Gareth H. McKinley is the School of Engineering Professor of Teaching Innovation within the Department of Mechanical Engineering at MIT. He received his BA (1985) and M.Eng (1986) degrees from the University of Cambridge and his Ph.D (1991) from the Chemical Engineering department at MIT. He taught in the Division of Engineering and Applied Science at Harvard from 1991-1997 and was an NSF Presidential Faculty Fellow from 1995-1997. He won the Annual Award of the British Society of Rheology in 1995 and the Frenkiel Award (with J. P. Rothstein) from the APS Division of Fluid Dynamics in 2001. He served as Executive Editor of the Journal of Non-Newtonian Fluid Mechanics from 1999 to 2009 and as Associate Editor of Journal of Fluid Mechanics from 2007-2009. He is presently a member of the Editorial Board of the Journal of Rheology, Rheologica Acta and Applied Rheology. He most recently served as the Associate Dept. Head for Research of the Mechanical Engineering Department at MIT from 2008-2013. He is also a co-founder and member of the Board of Directors of Cambridge Polymer Group. His current research interests include extensional rheology of complex fluids, non-Newtonian fluid dynamics, microrheology & microfluidics, field-responsive fluids, super-hydrophobicity, wetting of nanostructured surfaces and the development of nanocomposite materials.

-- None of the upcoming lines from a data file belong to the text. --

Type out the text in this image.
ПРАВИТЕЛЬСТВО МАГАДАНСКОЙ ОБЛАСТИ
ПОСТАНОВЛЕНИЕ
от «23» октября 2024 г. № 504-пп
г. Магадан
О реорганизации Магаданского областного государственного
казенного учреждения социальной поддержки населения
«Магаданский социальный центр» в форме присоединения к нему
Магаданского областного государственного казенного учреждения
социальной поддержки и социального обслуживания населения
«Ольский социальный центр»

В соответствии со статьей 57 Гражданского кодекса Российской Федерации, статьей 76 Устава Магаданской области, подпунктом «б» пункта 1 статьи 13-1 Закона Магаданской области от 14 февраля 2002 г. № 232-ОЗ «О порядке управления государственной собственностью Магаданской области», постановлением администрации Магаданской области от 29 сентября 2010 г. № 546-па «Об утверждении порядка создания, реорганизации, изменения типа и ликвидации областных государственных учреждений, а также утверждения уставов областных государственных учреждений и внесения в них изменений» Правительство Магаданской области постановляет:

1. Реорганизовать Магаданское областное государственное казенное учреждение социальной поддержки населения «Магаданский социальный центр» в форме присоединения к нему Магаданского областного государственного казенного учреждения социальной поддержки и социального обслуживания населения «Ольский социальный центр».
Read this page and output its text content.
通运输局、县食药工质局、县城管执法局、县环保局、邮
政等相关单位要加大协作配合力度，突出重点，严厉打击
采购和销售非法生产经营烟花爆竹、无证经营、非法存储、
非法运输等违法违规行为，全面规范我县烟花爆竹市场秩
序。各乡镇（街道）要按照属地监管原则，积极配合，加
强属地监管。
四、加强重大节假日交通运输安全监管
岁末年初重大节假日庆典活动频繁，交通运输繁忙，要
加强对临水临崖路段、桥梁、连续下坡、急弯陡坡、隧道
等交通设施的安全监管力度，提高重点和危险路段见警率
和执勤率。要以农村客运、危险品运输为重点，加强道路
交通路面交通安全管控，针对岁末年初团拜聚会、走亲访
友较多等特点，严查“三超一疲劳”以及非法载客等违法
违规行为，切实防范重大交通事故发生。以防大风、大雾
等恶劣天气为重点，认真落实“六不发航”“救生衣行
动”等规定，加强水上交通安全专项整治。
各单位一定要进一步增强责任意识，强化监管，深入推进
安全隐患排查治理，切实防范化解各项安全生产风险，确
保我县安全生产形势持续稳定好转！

He is the author of over 250 technical publications and was one of the winners of the 2007 Publication Award of the Society of Rheology. He is a Fellow of the American Physical Society and vice-president of the US National Committee of Theoretical and Applied Mechanics (USNC/TAM). He was the recipient of the 2013 Bingham Medal of the Society of Rheology and the 2014 Gold Medal of the British Society of Rheology. He presently serves as the President of the Society of Rheology.